少年01「やっぱ来栖はすごいよなー。完璧な人間っているもんだ。」

少女02「だよねー。
もう妬みとか通り越して憧れだよ!」


春香タイトルコール03「幸福論7colors」


春香ナレーション04「昔から完璧だと言われてきた。確かに不満はない。
だけど特に努力をしたわけではないから、達成感などがない。」

春香05「得るのも大変なら失うのも大変なのが才能…、なんてね。」

亜希06「あの子とは逆のパターンね。」

春香07「何か用かしら?今考え事してるからちょっと…」

亜希08「完璧なあなたが考え事?」

春香09「完璧……ね。」

亜希10「気にしてたのならごめんなさい。
私で良かったら聞くわよ。」

春香11「ありがとう。
あのね……傲ってると思わずに聞いてほしいんだけど、私、才能をぶつけるものがないの。
何でもすぐにできちゃうから、趣味にならないのよ。」

亜希12「でも、あなたの才能を欲しがる人もとても多いわ…。」

春香13「そうね。私、贅沢だね…。」

亜希13「…前に、とある男の子に出会ったわ。
彼はあなたとは真逆で何事にも自信が持てなくて…だから言葉をかけることができた。
でもあなたには、簡単に言葉はかけられない。ごめんなさい…。」

春香14「優しいのね。だけどそんな顔しないで。」

亜希15「……ねぇ、もしもあなたにできないことがあったらどうする?」

春香16「うーん…嬉しい、かな?あはは、変だよね。
でもね、本当に才能なんていらないんだ。
暗闇のなかで模索する…私はそんな人生を生きたかったの。
どんなに落ちこぼれでも難しいことでもやってのける。それが私の夢なの。
でも今まで…そんなものはなかったわ。」

亜希17「そうね……。」

春香18「ごめんね、こんな話しちゃって!困るわよねっ。
私は来栖春香。あなたは?」

亜希19「杠亜希」

春香20「亜希ちゃんね。
ここで会えたのも何かの縁だし、私たち、一生の友達になれたりして。」

亜希21「そんな人はいなかったわ。」

春香22「え?ど、どうして?」

亜希23「私は…あなたたちとは違うから。」

春香24「そんなの関係ないわよ?
亜希ちゃんは私を励ましてくれたじゃない。
だから、その……えっと……。」

亜希25「…冗談よ。困らせてごめんなさい。」

春香26「じょ…冗談か…あはは…。
冗談きついわ亜希ちゃん…。
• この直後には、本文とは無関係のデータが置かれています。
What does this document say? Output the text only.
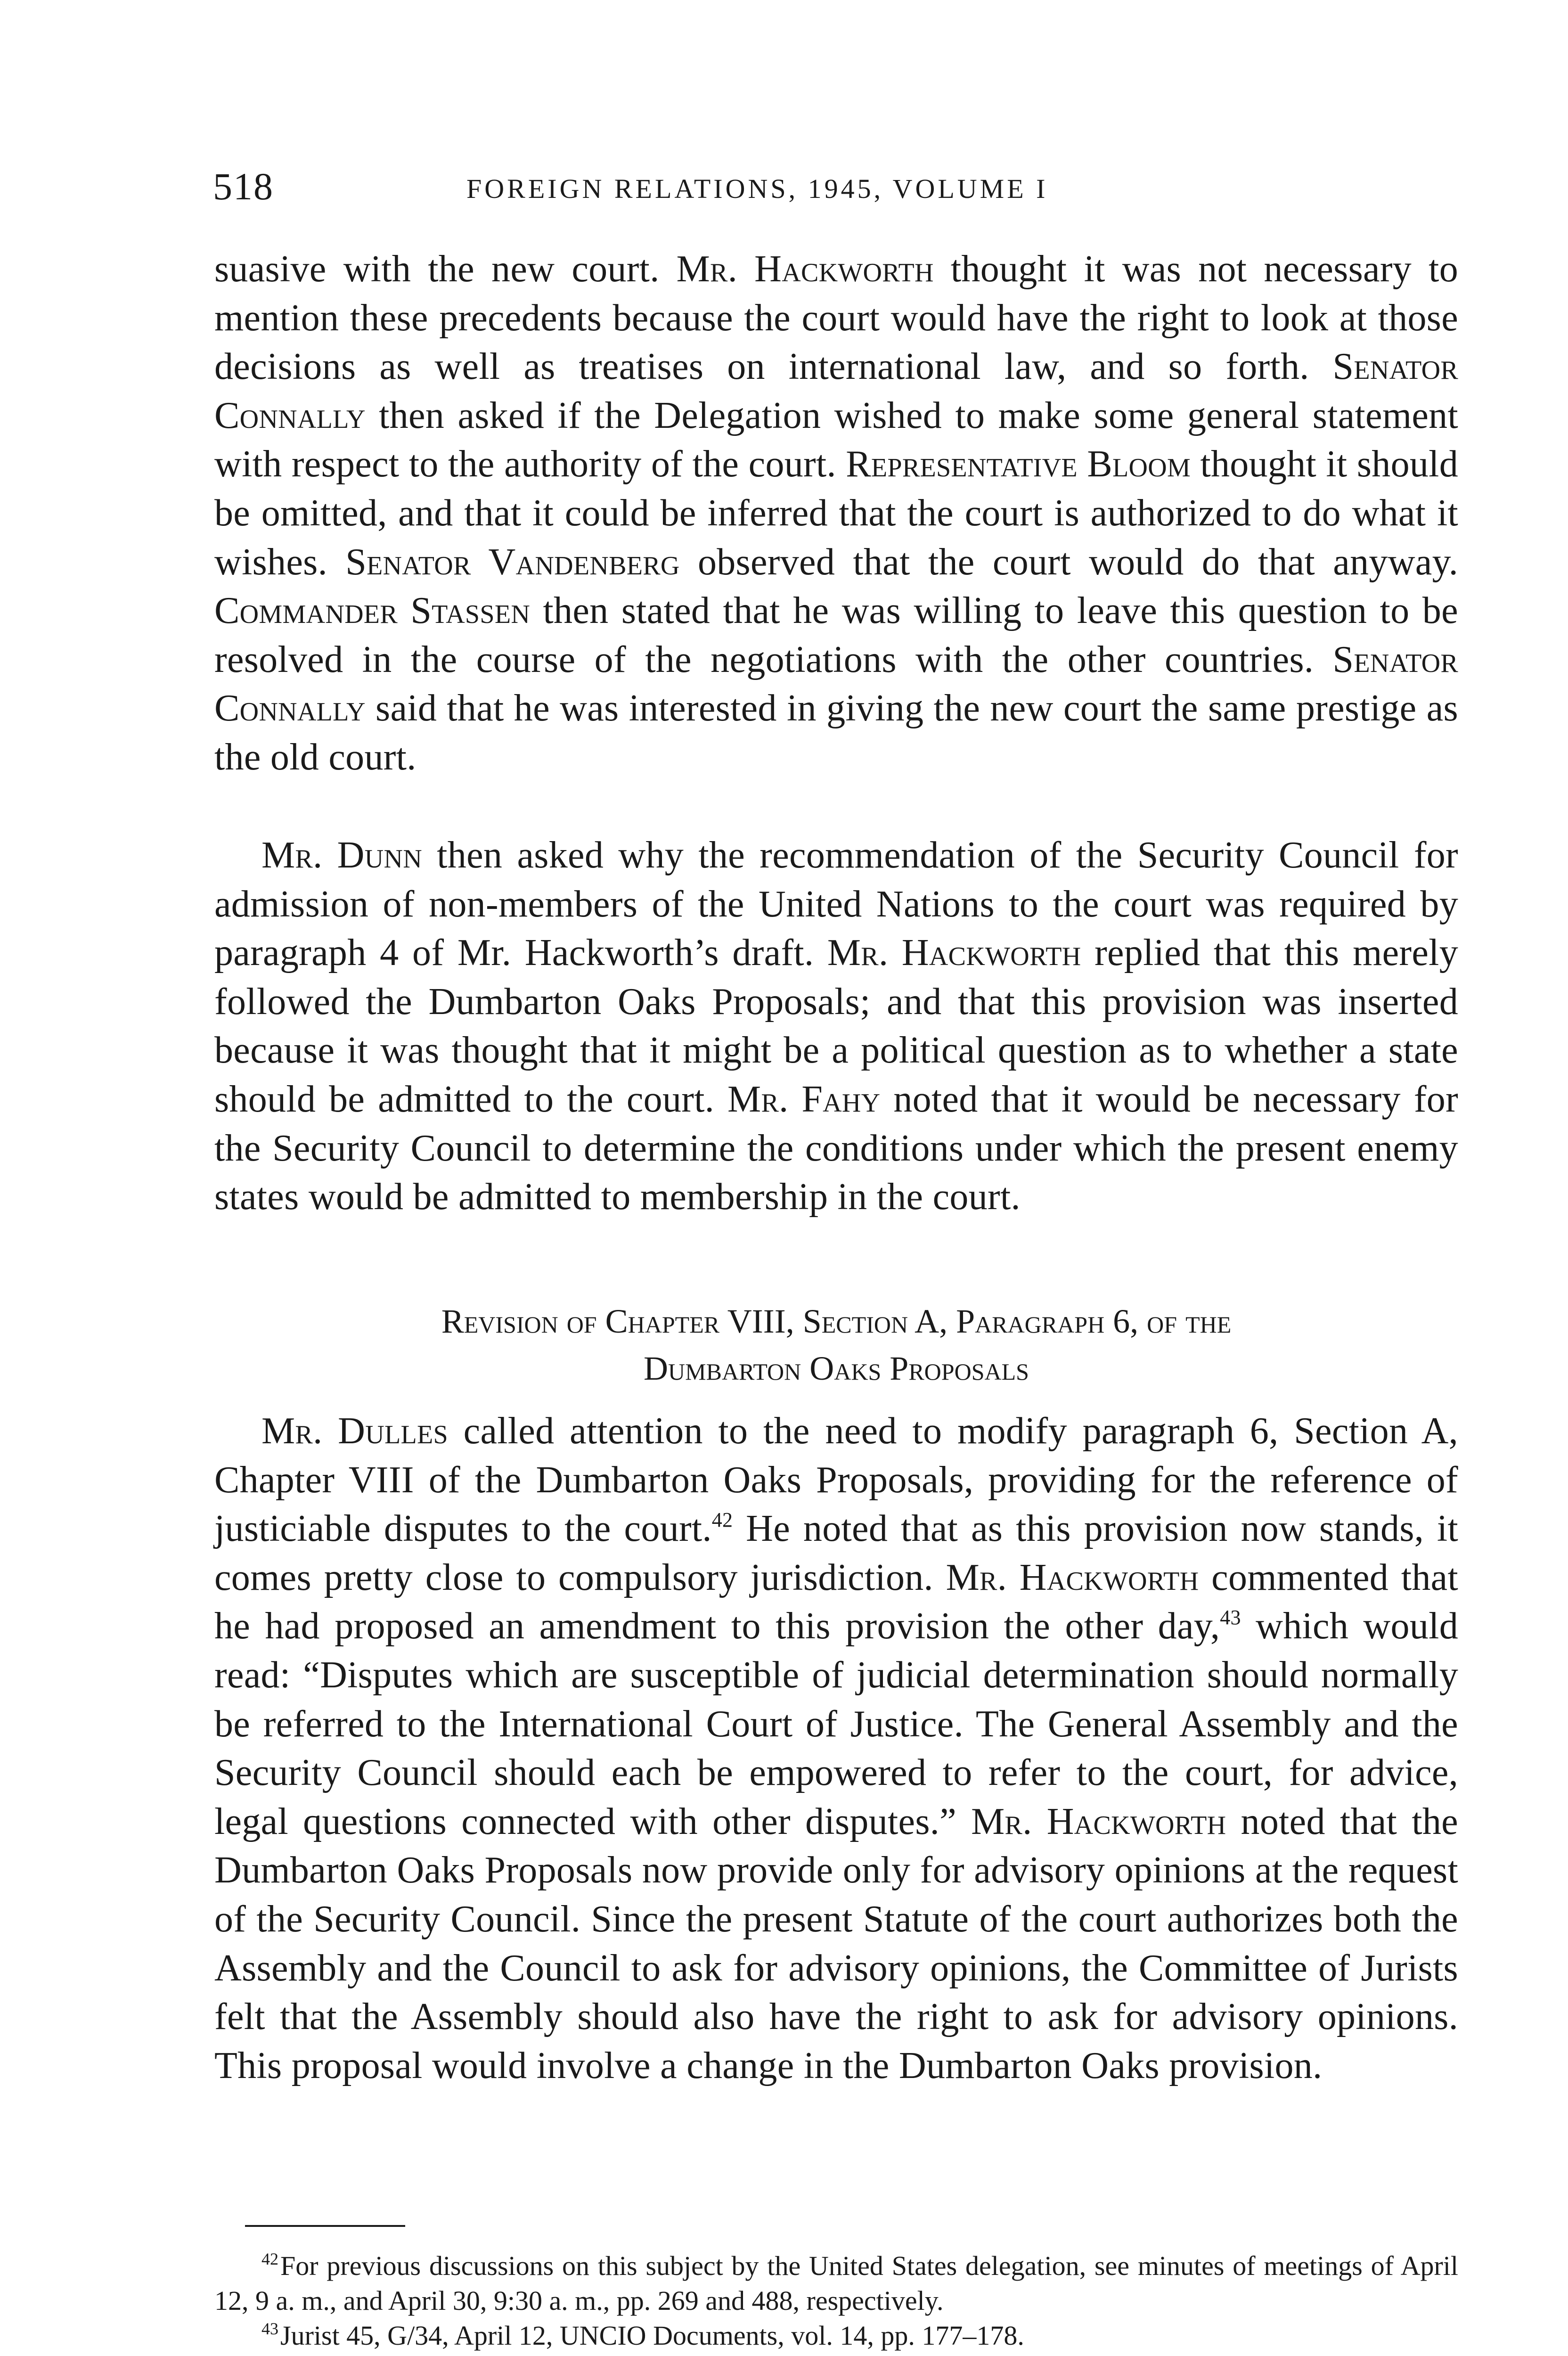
518	FOREIGN RELATIONS, 1945, VOLUME I

suasive with the new court. Mr. Hackworth thought it was not necessary to mention these precedents because the court would have the right to look at those decisions as well as treatises on international law, and so forth. Senator Connally then asked if the Delegation wished to make some general statement with respect to the authority of the court. Representative Bloom thought it should be omitted, and that it could be inferred that the court is authorized to do what it wishes. Senator Vandenberg observed that the court would do that anyway. Commander Stassen then stated that he was willing to leave this question to be resolved in the course of the negotiations with the other countries. Senator Connally said that he was interested in giving the new court the same prestige as the old court.

Mr. Dunn then asked why the recommendation of the Security Council for admission of non-members of the United Nations to the court was required by paragraph 4 of Mr. Hackworth’s draft. Mr. Hackworth replied that this merely followed the Dumbarton Oaks Proposals; and that this provision was inserted because it was thought that it might be a political question as to whether a state should be admitted to the court. Mr. Fahy noted that it would be necessary for the Security Council to determine the conditions under which the present enemy states would be admitted to membership in the court.

Revision of Chapter VIII, Section A, Paragraph 6, of the
Dumbarton Oaks Proposals

Mr. Dulles called attention to the need to modify paragraph 6, Section A, Chapter VIII of the Dumbarton Oaks Proposals, providing for the reference of justiciable disputes to the court.$^{42}$ He noted that as this provision now stands, it comes pretty close to compulsory jurisdiction. Mr. Hackworth commented that he had proposed an amendment to this provision the other day,$^{43}$ which would read: “Disputes which are susceptible of judicial determination should normally be referred to the International Court of Justice. The General Assembly and the Security Council should each be empowered to refer to the court, for advice, legal questions connected with other disputes.” Mr. Hackworth noted that the Dumbarton Oaks Proposals now provide only for advisory opinions at the request of the Security Council. Since the present Statute of the court authorizes both the Assembly and the Council to ask for advisory opinions, the Committee of Jurists felt that the Assembly should also have the right to ask for advisory opinions. This proposal would involve a change in the Dumbarton Oaks provision.

$^{42}$For previous discussions on this subject by the United States delegation, see minutes of meetings of April 12, 9 a. m., and April 30, 9:30 a. m., pp. 269 and 488, respectively.

$^{43}$Jurist 45, G/34, April 12, UNCIO Documents, vol. 14, pp. 177–178.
」

亜希27「………ねぇ…例えばよ。
例えば…あなたのできないことが目の前にあって、そのために何かを失わないといけなかったら、どうする?」

春香28「私にとっては最高だわ。
絶対に乗り越えるし何も失わない。」

亜希29「…あるわよ、あなたにもできないこと…。
だけど代償は必要よ…。
…私にとっても……。」

春香30「亜希ちゃん…?」

亜希31「ねぇ、私のこと…絶対に忘れないって言える?」

春香32「今まで出会った人を忘れたことはないわ。
どうしたの?亜希ちゃんどこかに引っ越すの?」

亜希33「もしもの話よ。良いから答えて。」

春香34「…どうしてそんなことを言うのかは分からないけど、必死に思い出すわ。
それを目標に私は生きていく。」

亜希35「そう……良かった…。」

春香36「心配ないわよ。忘れたりしないから!」

亜希37「えぇ、良かったわ……あなたに目標を与えることができて…夢を叶えられて…」

春香38「そ、それってどういう…」

亜希39「さよなら………」


春香40「あれ……。何かを…いや…私、誰かと話してた…?
誰かと………約束………っ…」

春香41「そうだ!私、誰かと……。
もしかして………」

春香ナレーション42「忘れるはずもない。
今までの嫌なことや良かったことは全部覚えている。こんなことはあり得ない。
だけど、不思議と悲しくはない。
不謹慎かもしれないけれど、初めて出会う感覚を楽しんでいた。」

春香43「……ゴールが見えない、か…。
うん。やってみせよう。やれることをやったって、意味なんてない。
だから、やれないことを…。
決めなければ限界なんてないから。